Dewa is in a strong financial position, with firm government support and reliable payments for utilities from its customers. The raising of electricity and water rates helped the firm turn profitable in 2008.

Since then, though, the creditworthiness of Dubai’s government has taken its toll on the utility. In March 2011, ratings agency Fitch Ratings lowered its rating of Dewa, citing a lack of information on the finances of the Dubai government. In October 2011, Fitch raised its credit rating for Dewa from Ba2 to Ba1.

As Dubai has postponed plans for private power, with the exception of its renewable energy projects, the rating changes will have minimal impact on the cost of borrowing, but they are important to raise corporate debt.

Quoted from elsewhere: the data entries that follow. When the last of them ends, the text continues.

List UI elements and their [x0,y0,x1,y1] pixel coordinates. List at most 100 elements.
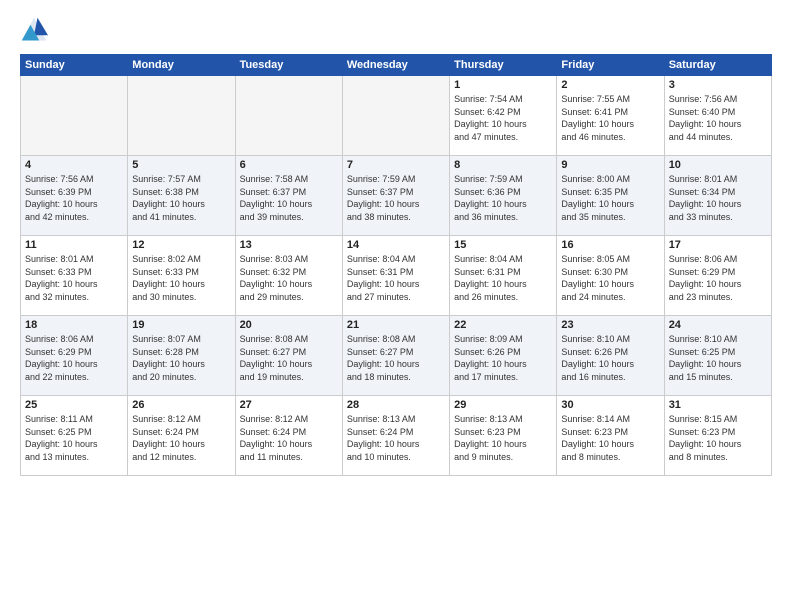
day-cell-25: 25 Sunrise: 8:11 AM Sunset: 6:25 PM Dayli… [21,396,128,476]
empty-cell [235,76,342,156]
day-number: 3 [669,79,767,91]
day-info: Sunrise: 7:56 AM Sunset: 6:39 PM Dayligh… [25,173,123,223]
day-cell-29: 29Sunrise: 8:13 AM Sunset: 6:23 PM Dayli… [450,396,557,476]
calendar: SundayMondayTuesdayWednesdayThursdayFrid… [20,54,772,476]
day-number: 10 [669,159,767,171]
week-row-1: 1 Sunrise: 7:54 AM Sunset: 6:42 PM Daylig… [21,76,772,156]
day-cell-2: 2Sunrise: 7:55 AM Sunset: 6:41 PM Daylig… [557,76,664,156]
day-number: 19 [132,319,230,331]
day-number: 28 [347,399,445,411]
day-number: 31 [669,399,767,411]
day-number: 22 [454,319,552,331]
day-info: Sunrise: 7:58 AM Sunset: 6:37 PM Dayligh… [240,173,338,223]
day-number: 20 [240,319,338,331]
day-cell-13: 13 Sunrise: 8:03 AM Sunset: 6:32 PM Dayli… [235,236,342,316]
day-info: Sunrise: 7:55 AM Sunset: 6:41 PM Dayligh… [561,93,659,143]
day-info: Sunrise: 8:14 AM Sunset: 6:23 PM Dayligh… [561,413,659,463]
day-info: Sunrise: 8:08 AM Sunset: 6:27 PM Dayligh… [240,333,338,383]
empty-cell [21,76,128,156]
day-cell-28: 28 Sunrise: 8:13 AM Sunset: 6:24 PM Dayli… [342,396,449,476]
day-info: Sunrise: 8:12 AM Sunset: 6:24 PM Dayligh… [132,413,230,463]
day-info: Sunrise: 8:11 AM Sunset: 6:25 PM Dayligh… [25,413,123,463]
day-number: 23 [561,319,659,331]
day-info: Sunrise: 8:07 AM Sunset: 6:28 PM Dayligh… [132,333,230,383]
page: SundayMondayTuesdayWednesdayThursdayFrid… [0,0,792,612]
day-cell-4: 4Sunrise: 7:56 AM Sunset: 6:39 PM Daylig… [21,156,128,236]
week-row-4: 18 Sunrise: 8:06 AM Sunset: 6:29 PM Dayli… [21,316,772,396]
day-info: Sunrise: 7:56 AM Sunset: 6:40 PM Dayligh… [669,93,767,143]
day-number: 26 [132,399,230,411]
day-number: 25 [25,399,123,411]
day-cell-12: 12 Sunrise: 8:02 AM Sunset: 6:33 PM Dayli… [128,236,235,316]
day-number: 1 [454,79,552,91]
day-info: Sunrise: 8:02 AM Sunset: 6:33 PM Dayligh… [132,253,230,303]
day-info: Sunrise: 7:59 AM Sunset: 6:36 PM Dayligh… [454,173,552,223]
weekday-header-saturday: Saturday [664,55,771,76]
day-info: Sunrise: 8:01 AM Sunset: 6:33 PM Dayligh… [25,253,123,303]
weekday-header-tuesday: Tuesday [235,55,342,76]
weekday-header-friday: Friday [557,55,664,76]
day-cell-27: 27 Sunrise: 8:12 AM Sunset: 6:24 PM Dayli… [235,396,342,476]
day-info: Sunrise: 8:01 AM Sunset: 6:34 PM Dayligh… [669,173,767,223]
day-info: Sunrise: 8:08 AM Sunset: 6:27 PM Dayligh… [347,333,445,383]
day-info: Sunrise: 8:10 AM Sunset: 6:26 PM Dayligh… [561,333,659,383]
day-cell-20: 20 Sunrise: 8:08 AM Sunset: 6:27 PM Dayli… [235,316,342,396]
empty-cell [342,76,449,156]
day-info: Sunrise: 8:10 AM Sunset: 6:25 PM Dayligh… [669,333,767,383]
day-cell-7: 7 Sunrise: 7:59 AM Sunset: 6:37 PM Daylig… [342,156,449,236]
logo [20,16,52,44]
day-number: 11 [25,239,123,251]
day-cell-16: 16 Sunrise: 8:05 AM Sunset: 6:30 PM Dayli… [557,236,664,316]
day-info: Sunrise: 8:13 AM Sunset: 6:24 PM Dayligh… [347,413,445,463]
day-number: 21 [347,319,445,331]
day-cell-22: 22 Sunrise: 8:09 AM Sunset: 6:26 PM Dayli… [450,316,557,396]
day-number: 5 [132,159,230,171]
logo-icon [20,16,48,44]
day-cell-8: 8 Sunrise: 7:59 AM Sunset: 6:36 PM Daylig… [450,156,557,236]
day-cell-26: 26 Sunrise: 8:12 AM Sunset: 6:24 PM Dayli… [128,396,235,476]
day-number: 24 [669,319,767,331]
day-number: 30 [561,399,659,411]
day-info: Sunrise: 7:54 AM Sunset: 6:42 PM Dayligh… [454,93,552,143]
day-cell-15: 15 Sunrise: 8:04 AM Sunset: 6:31 PM Dayli… [450,236,557,316]
day-number: 8 [454,159,552,171]
week-row-3: 11 Sunrise: 8:01 AM Sunset: 6:33 PM Dayli… [21,236,772,316]
day-cell-1: 1 Sunrise: 7:54 AM Sunset: 6:42 PM Daylig… [450,76,557,156]
day-info: Sunrise: 7:59 AM Sunset: 6:37 PM Dayligh… [347,173,445,223]
day-info: Sunrise: 8:06 AM Sunset: 6:29 PM Dayligh… [25,333,123,383]
day-number: 13 [240,239,338,251]
day-number: 7 [347,159,445,171]
day-number: 29 [454,399,552,411]
day-info: Sunrise: 8:06 AM Sunset: 6:29 PM Dayligh… [669,253,767,303]
day-cell-31: 31Sunrise: 8:15 AM Sunset: 6:23 PM Dayli… [664,396,771,476]
day-number: 12 [132,239,230,251]
day-cell-24: 24 Sunrise: 8:10 AM Sunset: 6:25 PM Dayli… [664,316,771,396]
day-cell-6: 6Sunrise: 7:58 AM Sunset: 6:37 PM Daylig… [235,156,342,236]
day-number: 27 [240,399,338,411]
day-cell-5: 5 Sunrise: 7:57 AM Sunset: 6:38 PM Daylig… [128,156,235,236]
header [20,16,772,44]
week-row-2: 4Sunrise: 7:56 AM Sunset: 6:39 PM Daylig… [21,156,772,236]
day-cell-19: 19 Sunrise: 8:07 AM Sunset: 6:28 PM Dayli… [128,316,235,396]
day-cell-23: 23 Sunrise: 8:10 AM Sunset: 6:26 PM Dayli… [557,316,664,396]
day-cell-30: 30 Sunrise: 8:14 AM Sunset: 6:23 PM Dayli… [557,396,664,476]
weekday-header-monday: Monday [128,55,235,76]
weekday-header-thursday: Thursday [450,55,557,76]
day-number: 15 [454,239,552,251]
day-cell-21: 21 Sunrise: 8:08 AM Sunset: 6:27 PM Dayli… [342,316,449,396]
day-info: Sunrise: 8:09 AM Sunset: 6:26 PM Dayligh… [454,333,552,383]
day-number: 18 [25,319,123,331]
day-cell-18: 18 Sunrise: 8:06 AM Sunset: 6:29 PM Dayli… [21,316,128,396]
day-number: 17 [669,239,767,251]
day-info: Sunrise: 8:03 AM Sunset: 6:32 PM Dayligh… [240,253,338,303]
day-cell-3: 3 Sunrise: 7:56 AM Sunset: 6:40 PM Daylig… [664,76,771,156]
day-info: Sunrise: 8:04 AM Sunset: 6:31 PM Dayligh… [454,253,552,303]
day-info: Sunrise: 8:12 AM Sunset: 6:24 PM Dayligh… [240,413,338,463]
day-info: Sunrise: 7:57 AM Sunset: 6:38 PM Dayligh… [132,173,230,223]
day-number: 16 [561,239,659,251]
day-cell-14: 14Sunrise: 8:04 AM Sunset: 6:31 PM Dayli… [342,236,449,316]
week-row-5: 25 Sunrise: 8:11 AM Sunset: 6:25 PM Dayli… [21,396,772,476]
day-info: Sunrise: 8:05 AM Sunset: 6:30 PM Dayligh… [561,253,659,303]
day-cell-9: 9Sunrise: 8:00 AM Sunset: 6:35 PM Daylig… [557,156,664,236]
day-cell-11: 11 Sunrise: 8:01 AM Sunset: 6:33 PM Dayli… [21,236,128,316]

Dewa has maintained a strong balance sheet. In 2011, revenues stood at AED14.7bn ($4bn), gross profit was AED6.20bn and net income was AED4.37bn. It was a significant increase in income on the previous year’s AED3.51bn.

Between 2010 and 2011, Dewa reduced its cash balance and borrowing levels. This is not a cause for concern, as Dubai does not need to build additional power or water capacity for the next few years. Dubai expects to import a large amount of power from Abu Dhabi when its nuclear plant comes online.

Despite reduced borrowing, Dewa still has significant foreign currency exposure. The authority has borrowed a large volume in euros and this has the potential to affect profits.